Ao estimarmos um modelo bem simples¹, contendo medidas de risco (Credit Default Swap, conhecido como CDS), um índice de evolução dos preços das commodities (Commodity Research Bureau, o CRB), os juros das U.S. 10 Year Treasury e o DXY (US Dollar Index, que mensura diariamente o valor do dólar americano em relação a uma cesta de moedas).

Chegando na de cada componente, extrai o que seria referente apenas o risco, de forma a ter algo próximo ao que seria a taxa de câmbio livre de risco, conforme o gráfico abaixo.

O que esse gráfico tenta transmitir é que, caso não tivéssemos o imbróglio fiscal e político, a taxa de câmbio brasileira rodaria por volta dos R$ 3,20. Em outras palavras, caso solucionado estes problemas, é para próximo deste patamar que o câmbio tende a voltar. Você pode pensar nisto como um absurdo, por que a sua memória lhe trai.

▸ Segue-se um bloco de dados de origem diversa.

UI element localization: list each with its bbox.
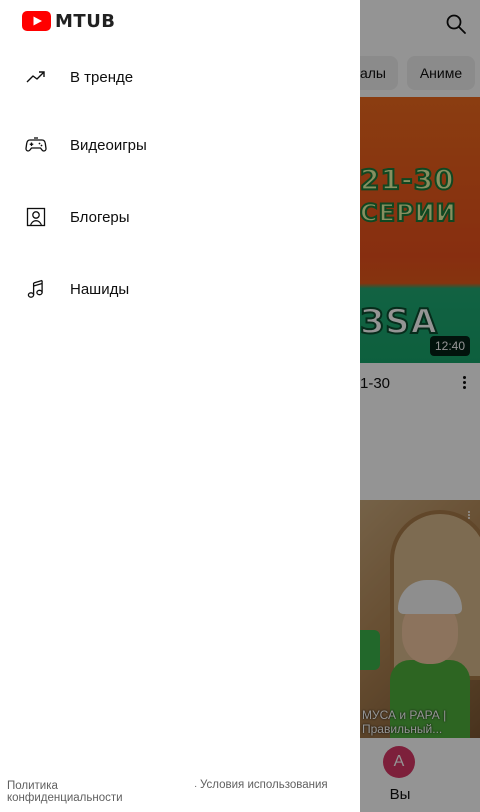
gamepad-icon [25, 137, 47, 152]
drawer-item-bloggers[interactable]: Блогеры [0, 193, 360, 241]
play-logo-icon [22, 11, 51, 31]
footer-separator: · [194, 781, 198, 792]
drawer-item-trending[interactable]: В тренде [0, 53, 360, 101]
drawer-item-label: Блогеры [70, 208, 130, 226]
drawer-item-label: В тренде [70, 68, 134, 86]
drawer-item-gaming[interactable]: Видеоигры [0, 121, 360, 169]
music-note-icon [27, 279, 43, 298]
person-icon [26, 207, 46, 227]
drawer-item-nasheeds[interactable]: Нашиды [0, 265, 360, 313]
brand-logo[interactable]: MTUB [22, 9, 116, 33]
brand-name: MTUB [55, 10, 116, 32]
terms-of-use-link[interactable]: Условия использования [200, 779, 350, 791]
privacy-policy-link[interactable]: Политика конфиденциальности [7, 780, 157, 804]
navigation-drawer: MTUB В тренде Видеоигры Блогеры Нашиды П… [0, 0, 360, 812]
drawer-item-label: Нашиды [70, 280, 130, 298]
drawer-item-label: Видеоигры [70, 136, 147, 154]
trending-icon [26, 71, 45, 83]
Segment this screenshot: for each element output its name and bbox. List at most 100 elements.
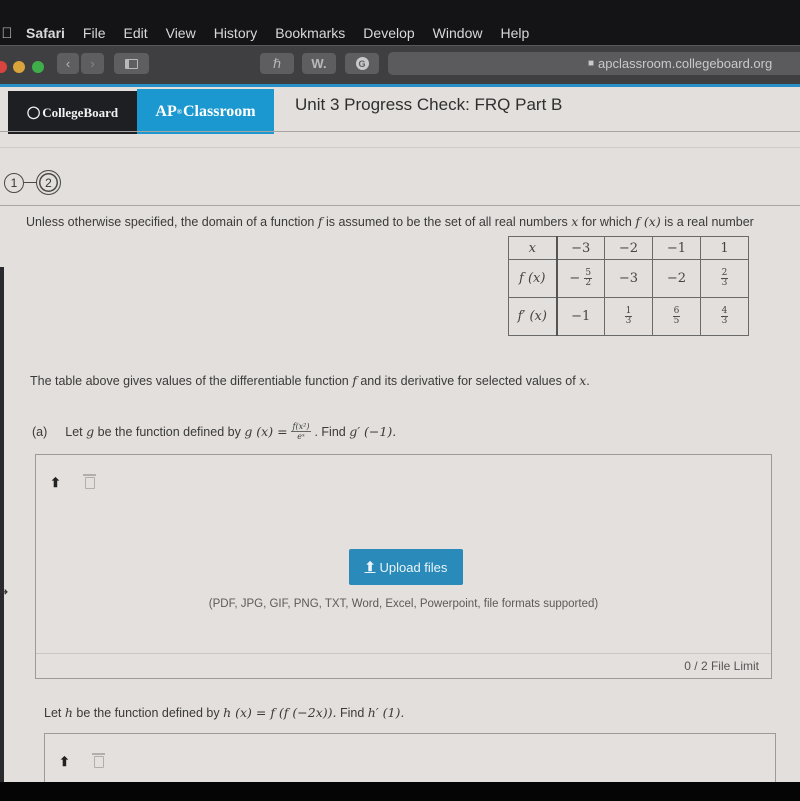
menu-help[interactable]: Help (500, 25, 529, 41)
upload-files-button[interactable]: ⬆ Upload files (349, 549, 463, 585)
table-cell: 43 (700, 297, 749, 336)
menu-history[interactable]: History (214, 25, 258, 41)
extension-button-1[interactable]: ℏ (260, 53, 294, 74)
forward-button[interactable]: › (81, 53, 104, 74)
extension-button-3[interactable]: G (345, 53, 379, 74)
denominator: 3 (625, 316, 632, 326)
menu-file[interactable]: File (83, 25, 106, 41)
acorn-shield-icon: ◯ (26, 105, 41, 119)
table-cell: −2 (604, 236, 653, 260)
menu-bookmarks[interactable]: Bookmarks (275, 25, 345, 41)
math-expression: h (x) = f (f (−2x)). (223, 705, 337, 720)
address-bar[interactable]: ■ apclassroom.collegeboard.org (388, 52, 800, 75)
menu-safari[interactable]: Safari (26, 25, 65, 41)
file-limit-counter: 0 / 2 File Limit (684, 659, 759, 673)
intro-text: is assumed to be the set of all real num… (325, 215, 568, 229)
math-g: g (86, 424, 95, 439)
collegeboard-logo[interactable]: ◯ CollegeBoard (8, 91, 137, 134)
divider (0, 131, 800, 132)
sidebar-icon (125, 58, 138, 69)
part-a-answer-box: ⬆ ⬆ Upload files (PDF, JPG, GIF, PNG, TX… (35, 454, 772, 679)
denominator: eˣ (297, 432, 305, 441)
zoom-window-button[interactable] (32, 61, 44, 73)
fraction: 23 (720, 269, 729, 288)
prompt-text: be the function defined by (97, 424, 241, 439)
math-target: g′ (−1). (349, 424, 397, 439)
table-cell: −3 (556, 236, 605, 260)
intro-text: Unless otherwise specified, the domain o… (26, 215, 315, 229)
table-cell: − 52 (556, 259, 605, 298)
table-row-fx: f (x) − 52 −3 −2 23 (508, 259, 749, 298)
table-cell: −1 (652, 236, 701, 260)
minimize-window-button[interactable] (13, 61, 25, 73)
denominator: 5 (673, 316, 680, 326)
grammarly-extension-icon: G (355, 57, 369, 70)
upload-icon[interactable]: ⬆ (59, 754, 70, 770)
denominator: 2 (585, 278, 592, 288)
part-a-prompt: (a) Let g be the function defined by g (… (32, 422, 396, 441)
table-caption: The table above gives values of the diff… (30, 373, 590, 388)
trash-icon[interactable] (91, 753, 105, 768)
table-header-x: x (508, 236, 558, 260)
math-lhs: g (x) = (244, 424, 288, 439)
screen-bezel-edge (0, 267, 4, 782)
part-b-answer-box: ⬆ (44, 733, 776, 782)
table-cell: 65 (652, 297, 701, 336)
back-button[interactable]: ‹ (57, 53, 79, 74)
math-h: h (64, 705, 73, 720)
trash-icon[interactable] (82, 474, 96, 489)
numerator: f(x²) (290, 422, 312, 432)
fraction: 13 (624, 307, 633, 326)
url-text: apclassroom.collegeboard.org (598, 56, 773, 71)
math-f: f (317, 214, 323, 229)
ap-classroom-tab[interactable]: AP ® Classroom (137, 89, 274, 134)
chevron-left-icon: ‹ (65, 56, 71, 71)
prompt-text: be the function defined by (76, 706, 220, 720)
table-cell: −1 (556, 297, 605, 336)
page-title: Unit 3 Progress Check: FRQ Part B (295, 95, 563, 114)
divider (0, 147, 800, 148)
page-content: ◯ CollegeBoard AP ® Classroom Unit 3 Progr… (0, 87, 800, 782)
step-2-current[interactable]: 2 (36, 170, 61, 195)
prompt-text: . Find (314, 424, 346, 439)
denominator: 3 (721, 316, 728, 326)
denominator: 3 (721, 278, 728, 288)
collegeboard-brand: CollegeBoard (42, 104, 119, 120)
menu-view[interactable]: View (166, 25, 196, 41)
part-b-prompt: Let h be the function defined by h (x) =… (44, 705, 404, 720)
menu-develop[interactable]: Develop (363, 25, 414, 41)
apple-icon[interactable]:  (0, 25, 14, 42)
table-row-x: x −3 −2 −1 1 (508, 236, 749, 260)
function-values-table: x −3 −2 −1 1 f (x) − 52 −3 −2 23 f′ (x) … (508, 236, 749, 336)
math-fx: f (x) (635, 214, 661, 229)
safari-toolbar: ‹ › ℏ W. G ■ apclassroom.collegeboard.or… (0, 45, 800, 87)
chevron-right-icon: › (90, 56, 95, 71)
extension-button-2[interactable]: W. (302, 53, 336, 74)
upload-icon[interactable]: ⬆ (50, 475, 61, 491)
fraction: f(x²) eˣ (290, 422, 312, 441)
lock-icon: ■ (588, 58, 595, 69)
menu-edit[interactable]: Edit (123, 25, 147, 41)
minus-sign: − (569, 271, 581, 286)
domain-statement: Unless otherwise specified, the domain o… (26, 214, 754, 229)
fraction: 65 (672, 307, 681, 326)
math-x: x (571, 214, 579, 229)
table-header-fprime: f′ (x) (508, 297, 558, 336)
h-bar-extension-icon: ℏ (272, 55, 282, 71)
table-cell: 1 (700, 236, 749, 260)
prompt-text: Find (339, 706, 365, 720)
step-1[interactable]: 1 (4, 172, 24, 193)
table-cell: 23 (700, 259, 749, 298)
math-f: f (352, 373, 357, 388)
upload-files-label: Upload files (379, 559, 448, 575)
menu-window[interactable]: Window (433, 25, 483, 41)
intro-text: for which (581, 215, 632, 229)
table-cell: 13 (604, 297, 653, 336)
divider (36, 653, 771, 654)
close-window-button[interactable] (0, 61, 7, 73)
intro-text: is a real number (664, 215, 754, 229)
sidebar-toggle-button[interactable] (114, 53, 149, 74)
table-header-fx: f (x) (508, 259, 558, 298)
caption-text: . (586, 374, 590, 388)
caption-text: and its derivative for selected values o… (360, 374, 576, 388)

Gostaria de lembrar que o ano de 2015 iniciou-se com uma taxa de câmbio de R$/US$ 2,65. Sim, R$/US$ 2,65. E já haviam sido precificados uma boa parte da queda dos preços das commodities, bem como o aumento dos juros norte-americanos. Apenas em março, quando começou a hecatombe política e fiscal, o câmbio ultrapassou os R$/US$ 3,10. Portanto, resolvida esta questão, parece-me não muito impossível nossa moeda regressar para algo em torno de R$/US$ 3,20 – R$/US$ 3,50.

Agora, meu caro leitor, resolver estes problemas é que são elas.

Durma com esse barulho.

Arthur, economista pela UNIFESP

¹Para quem tiver curiosidade, o modelo ficou:

Dlog(Cambio) = +0.106816 DLog(CDS) -0.199977 Dlog(CRB) -0.017706 Dlog (Treasury10) +0.398356 Dlog(DXY) + c

Todas as variáveis estatisticamente significantes ao nível de 1%.